Tuesday, February 25, 2014

Okay, if Early humans didn't eat tons of meat in order to evolve, what did they eat?

Whenever someone tells me that they are eating the Paleo diet, I always ask them where they get their Mastodon meat for their new diet.  It rarely goes well, I guess my sense of humor is hard for some to understand.  Just for fun, this is the ABC presentation about early diet ( FoxNews )  Tiger nuts, doesn't seem like enough tigers around for early man to castrate.  Yikes, bad joke.  But, I do like this piece, because it is mainstream news and it took a lot of guts to produce it since big agribusinesses advertise their products on Fox all the time.  No one advertises a healthy way of eating sans processed food.  No one. 

Most Paleo proponents like to tell me that the reason to eat lots of meat is because that's how man evolved and as proof, they point out human tooth physiology.  Canine teeth, for eating meat.  Molars for crunching through nuts and berries.  With some occasional greens found alongside the paths.  Of course that doesn't exactly fit with the reality of the archaeological evidence found so far.  (Way too much about teeth )  And of course most Paleo people relate the often quoted info about how wheat is a poison.  Pseudo-scientific quacks like Dr. Davis, The Wheat Belly, and others all seem to have the same flawed conclusions about humans not ever eating wheat until about 8,000 years ago and how today's wheat differs dramatically from that early wheat.  There is archaeological evidence of Paleo man eating grains 115,000 years ago.  Grains, including the precursors of wheat.  Wheat is a lot different than it back then, even 100 years ago.  However, even with diploid and haploid gene sequences gained through cross breeding to have a higher gluten content; it isn't inherently toxic.  I will say it again, Asian people on average eat up to three times more wheat than Americans and have one tenth the obesity problem.  It ain't the wheat. 

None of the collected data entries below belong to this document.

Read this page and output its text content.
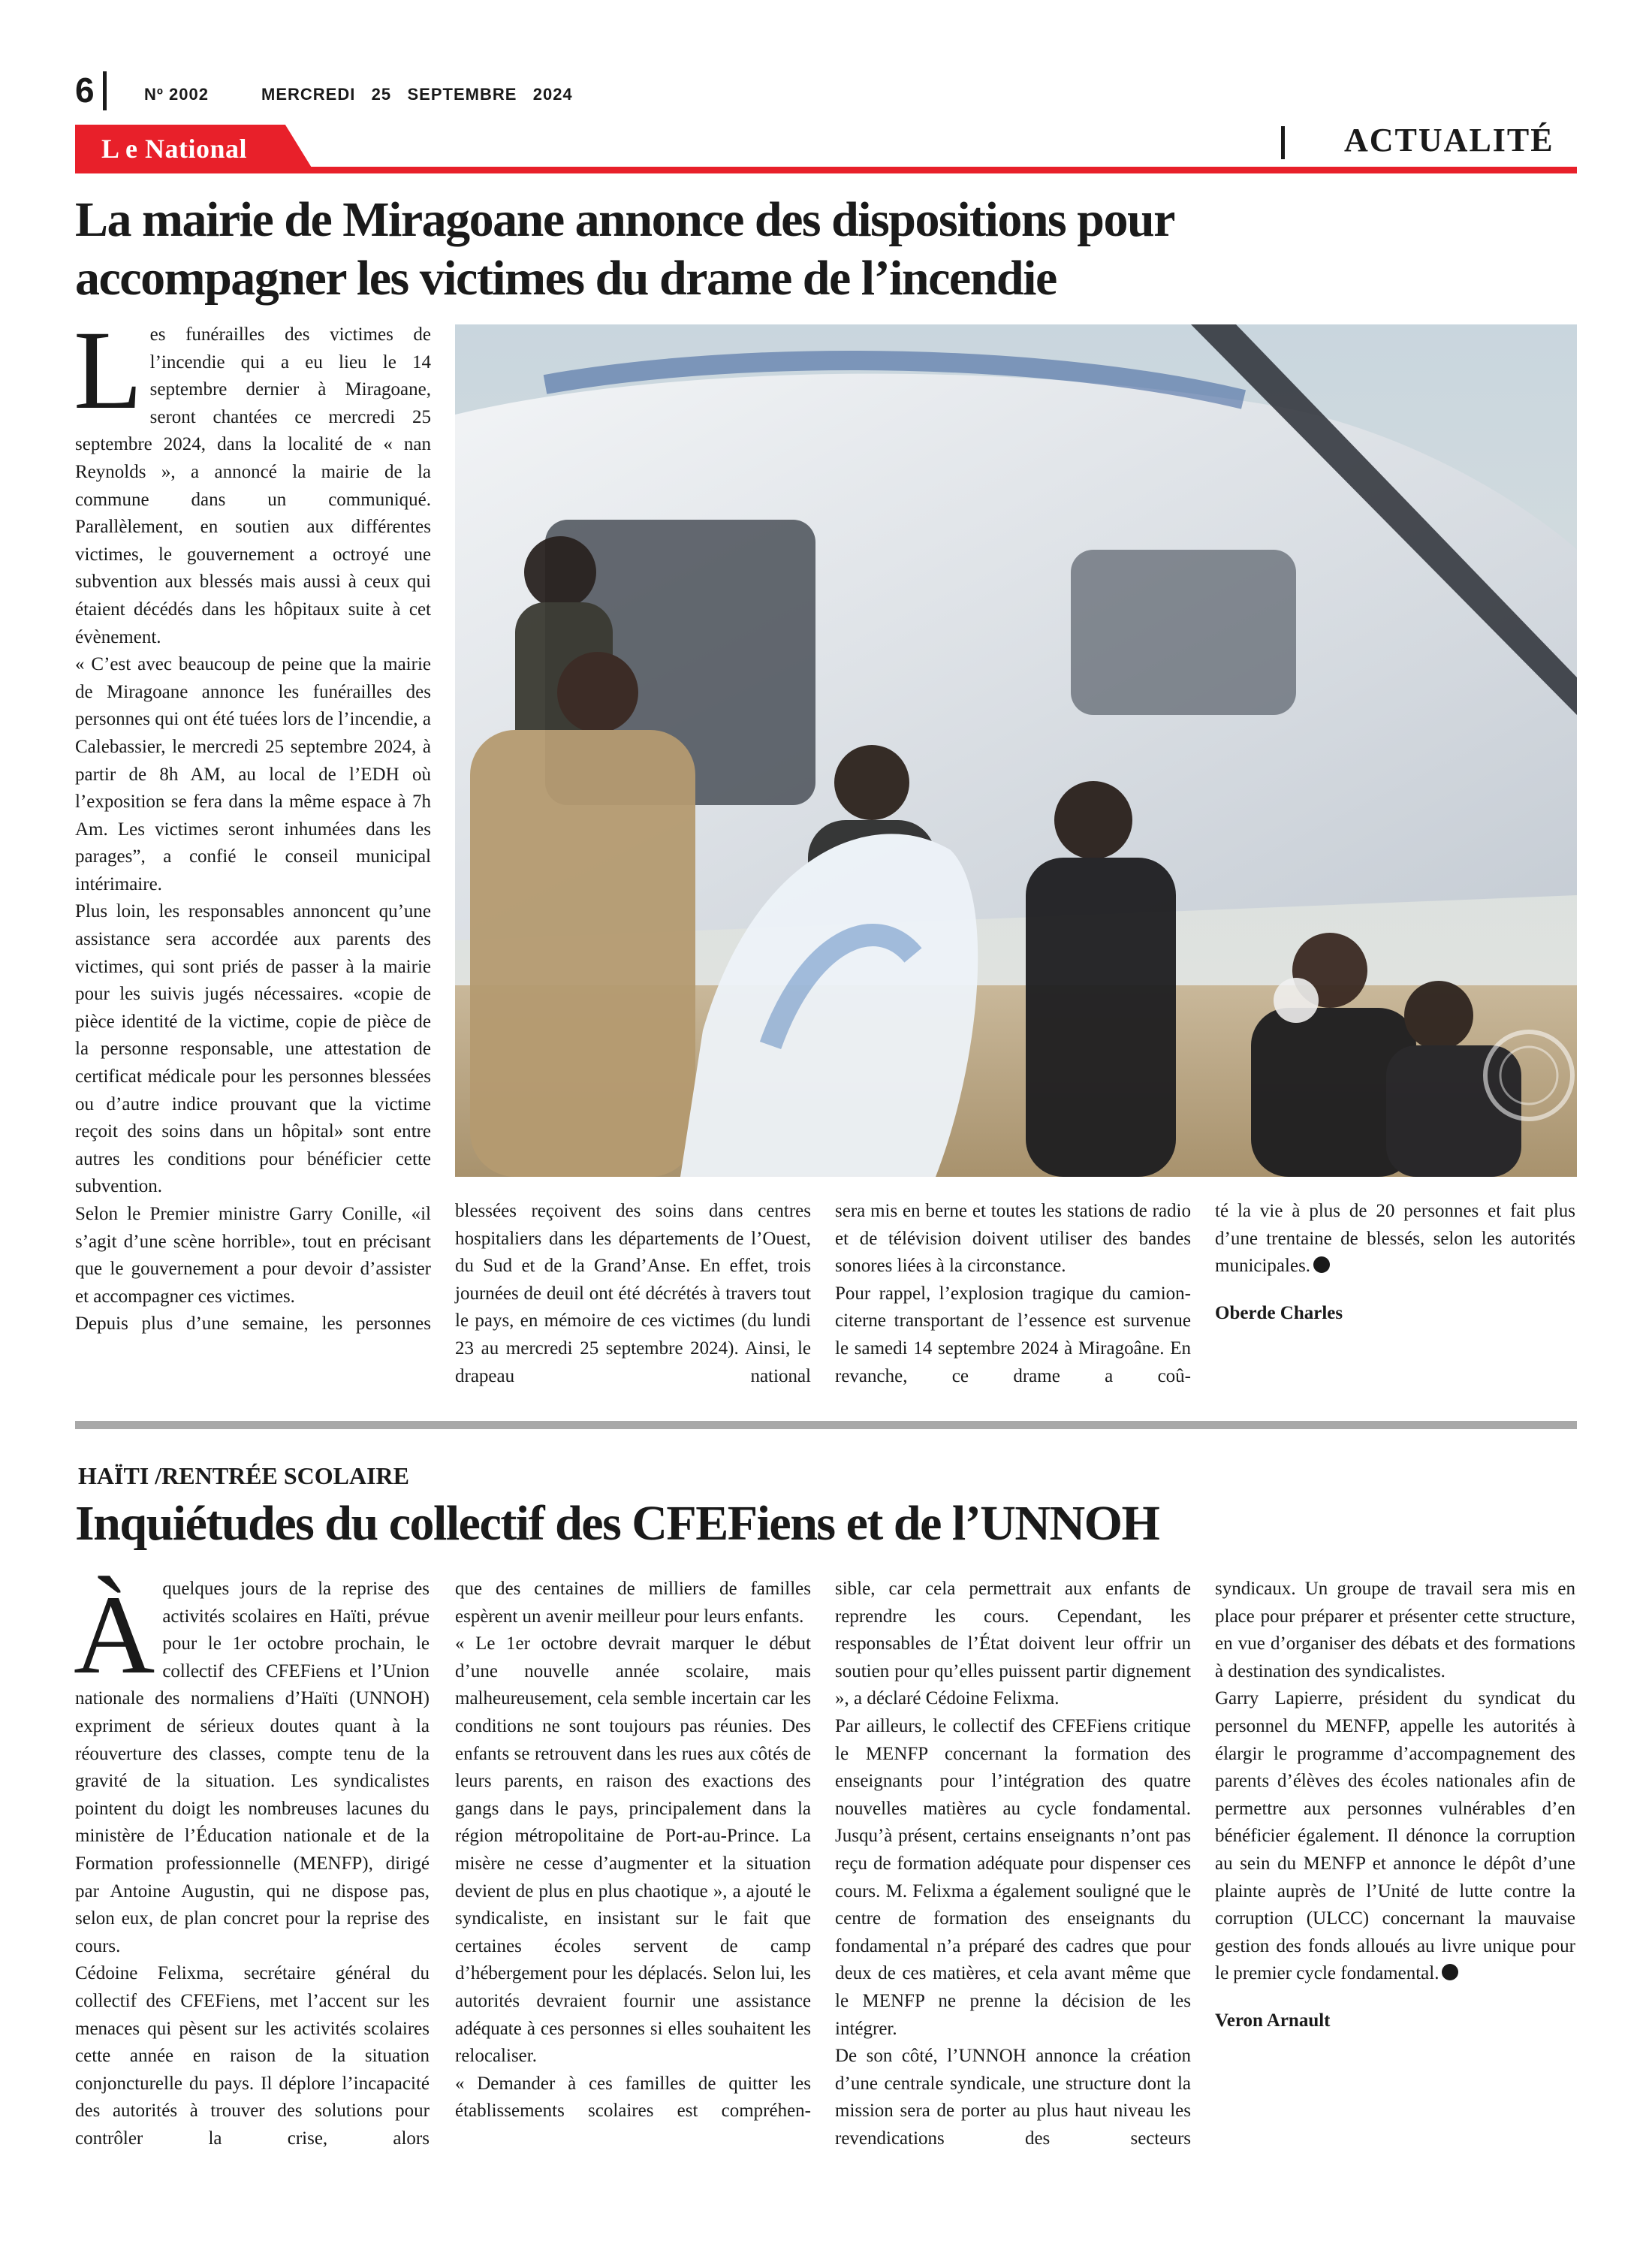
6	Nº 2002	MERCREDI   25   SEPTEMBRE   2024
L e National	ACTUALITÉ
La mairie de Miragoane annonce des dispositions pour
accompagner les victimes du drame de l’incendie

Les funérailles des victimes de l’incendie qui a eu lieu le 14 septembre dernier à Miragoane, seront chantées ce mercredi 25 septembre 2024, dans la localité de « nan Reynolds », a annoncé la mairie de la commune dans un communiqué. Parallèlement, en soutien aux différentes victimes, le gouvernement a octroyé une subvention aux blessés mais aussi à ceux qui étaient décédés dans les hôpitaux suite à cet évènement.

« C’est avec beaucoup de peine que la mairie de Miragoane annonce les funérailles des personnes qui ont été tuées lors de l’incendie, a Calebassier, le mercredi 25 septembre 2024, à partir de 8h AM, au local de l’EDH où l’exposition se fera dans la même espace à 7h Am. Les victimes seront inhumées dans les parages”, a confié le conseil municipal intérimaire.

Plus loin, les responsables annoncent qu’une assistance sera accordée aux parents des victimes, qui sont priés de passer à la mairie pour les suivis jugés nécessaires. «copie de pièce identité de la victime, copie de pièce de la personne responsable, une attestation de certificat médicale pour les personnes blessées ou d’autre indice prouvant que la victime reçoit des soins dans un hôpital» sont entre autres les conditions pour bénéficier cette subvention.

Selon le Premier ministre Garry Conille, «il s’agit d’une scène horrible», tout en précisant que le gouvernement a pour devoir d’assister et accompagner ces victimes.

Depuis plus d’une semaine, les personnes

blessées reçoivent des soins dans centres hospitaliers dans les départements de l’Ouest, du Sud et de la Grand’Anse. En effet, trois journées de deuil ont été décrétés à travers tout le pays, en mémoire de ces victimes (du lundi 23 au mercredi 25 septembre 2024). Ainsi, le drapeau national

sera mis en berne et toutes les stations de radio et de télévision doivent utiliser des bandes sonores liées à la circonstance.

Pour rappel, l’explosion tragique du camion-citerne transportant de l’essence est survenue le samedi 14 septembre 2024 à Miragoâne. En revanche, ce drame a coû-

té la vie à plus de 20 personnes et fait plus d’une trentaine de blessés, selon les autorités municipales.

Oberde Charles

HAÏTI /RENTRÉE SCOLAIRE
Inquiétudes du collectif des CFEFiens et de l’UNNOH

À quelques jours de la reprise des activités scolaires en Haïti, prévue pour le 1er octobre prochain, le collectif des CFEFiens et l’Union nationale des normaliens d’Haïti (UNNOH) expriment de sérieux doutes quant à la réouverture des classes, compte tenu de la gravité de la situation. Les syndicalistes pointent du doigt les nombreuses lacunes du ministère de l’Éducation nationale et de la Formation professionnelle (MENFP), dirigé par Antoine Augustin, qui ne dispose pas, selon eux, de plan concret pour la reprise des cours.

Cédoine Felixma, secrétaire général du collectif des CFEFiens, met l’accent sur les menaces qui pèsent sur les activités scolaires cette année en raison de la situation conjoncturelle du pays. Il déplore l’incapacité des autorités à trouver des solutions pour contrôler la crise, alors

que des centaines de milliers de familles espèrent un avenir meilleur pour leurs enfants.

« Le 1er octobre devrait marquer le début d’une nouvelle année scolaire, mais malheureusement, cela semble incertain car les conditions ne sont toujours pas réunies. Des enfants se retrouvent dans les rues aux côtés de leurs parents, en raison des exactions des gangs dans le pays, principalement dans la région métropolitaine de Port-au-Prince. La misère ne cesse d’augmenter et la situation devient de plus en plus chaotique », a ajouté le syndicaliste, en insistant sur le fait que certaines écoles servent de camp d’hébergement pour les déplacés. Selon lui, les autorités devraient fournir une assistance adéquate à ces personnes si elles souhaitent les relocaliser.

« Demander à ces familles de quitter les établissements scolaires est compréhen-

sible, car cela permettrait aux enfants de reprendre les cours. Cependant, les responsables de l’État doivent leur offrir un soutien pour qu’elles puissent partir dignement », a déclaré Cédoine Felixma.

Par ailleurs, le collectif des CFEFiens critique le MENFP concernant la formation des enseignants pour l’intégration des quatre nouvelles matières au cycle fondamental. Jusqu’à présent, certains enseignants n’ont pas reçu de formation adéquate pour dispenser ces cours. M. Felixma a également souligné que le centre de formation des enseignants du fondamental n’a préparé des cadres que pour deux de ces matières, et cela avant même que le MENFP ne prenne la décision de les intégrer.

De son côté, l’UNNOH annonce la création d’une centrale syndicale, une structure dont la mission sera de porter au plus haut niveau les revendications des secteurs

syndicaux. Un groupe de travail sera mis en place pour préparer et présenter cette structure, en vue d’organiser des débats et des formations à destination des syndicalistes.

Garry Lapierre, président du syndicat du personnel du MENFP, appelle les autorités à élargir le programme d’accompagnement des parents d’élèves des écoles nationales afin de permettre aux personnes vulnérables d’en bénéficier également. Il dénonce la corruption au sein du MENFP et annonce le dépôt d’une plainte auprès de l’Unité de lutte contre la corruption (ULCC) concernant la mauvaise gestion des fonds alloués au livre unique pour le premier cycle fondamental.

Veron Arnault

So what does the dental record of development really tell us about what Neolithic, Paleolithic and Holocene hominid diets?  Quite a bit actually, and all of it is pretty interesting. What we see is that the dentition of Holocene humans growing smaller at an accelerated rate from about 50,000 years ago up to about the pottery age, about 8,000 years ago.  Since then, a 1% size decrease per 1,000 years has been seen.  ( Dentition reduction )  This can be explained by the scientific theory that has been shown that the process of evolution allows unnecessary biological structures to shrink and/or disappear with time. Not saying that teeth are unnecessary, but that the dentition of omnivores is not needed since the advent of cooking.  Smaller teeth are all that is needed to chew cooked foods.  What we also see going all the way back to the Neolithic man through the Paleolithic era, the dentition of man changing from large sets of molar like choppers similar to those seen in low land gorillas to a few canine like teeth of common omnivores with the predominance of large molars that over time have reduced in size.  Along with the front canines.  What we see is that as the predecessors of modern man began to eat a more varied diet, the dentition did in fact change (along with other physiological changes) to adapt to the more varied diet of an omnivore.  Of course that means that man did in fact eat meat.  In the beginning, man ate the rotting remains of kills left by other, larger, more vicious predators.  I'm VERY certain that early man did not just one day go from picking away at the scraps left rotting on the savanna to hunting mastodons in a couple generations.  It took a million years for that to happen.   In the meantime, man ate tiger nuts.  And whatever other roots, tubers, berries and seeds (AKA grains) that they could find. 

Sigh, again, I don't dispute that man evolved eating meat.  I also don't dispute the fact that along the way they dined on insects and grubs and a few rotting carcasses along the way.  But hominids were never ever designed to eat the stuff in the supermarkets and fast food hovels that is for whatever reason, called meat.  Modern meat is a frightening mess.  Humans actually don't need meat, they can get along quite well without it.  And in fact, are better off without it.  My contention is that most humans would be better off consuming a diet that is fresh, raw, fermented and for the most part, meatless.  That in reality is what Paleo hominids eat for the most part, with occasional meals of higher protein.  And in today's world, that would be pastured eggs, organic chicken, wild caught seafood, and it pains me but yes, real grass fed beef is okay once in a while.  Wild meat is probably okay as well, but stay away from the factory farmed venison and elk.  Oh yeah, and nuts and berries as well.  Organic of course.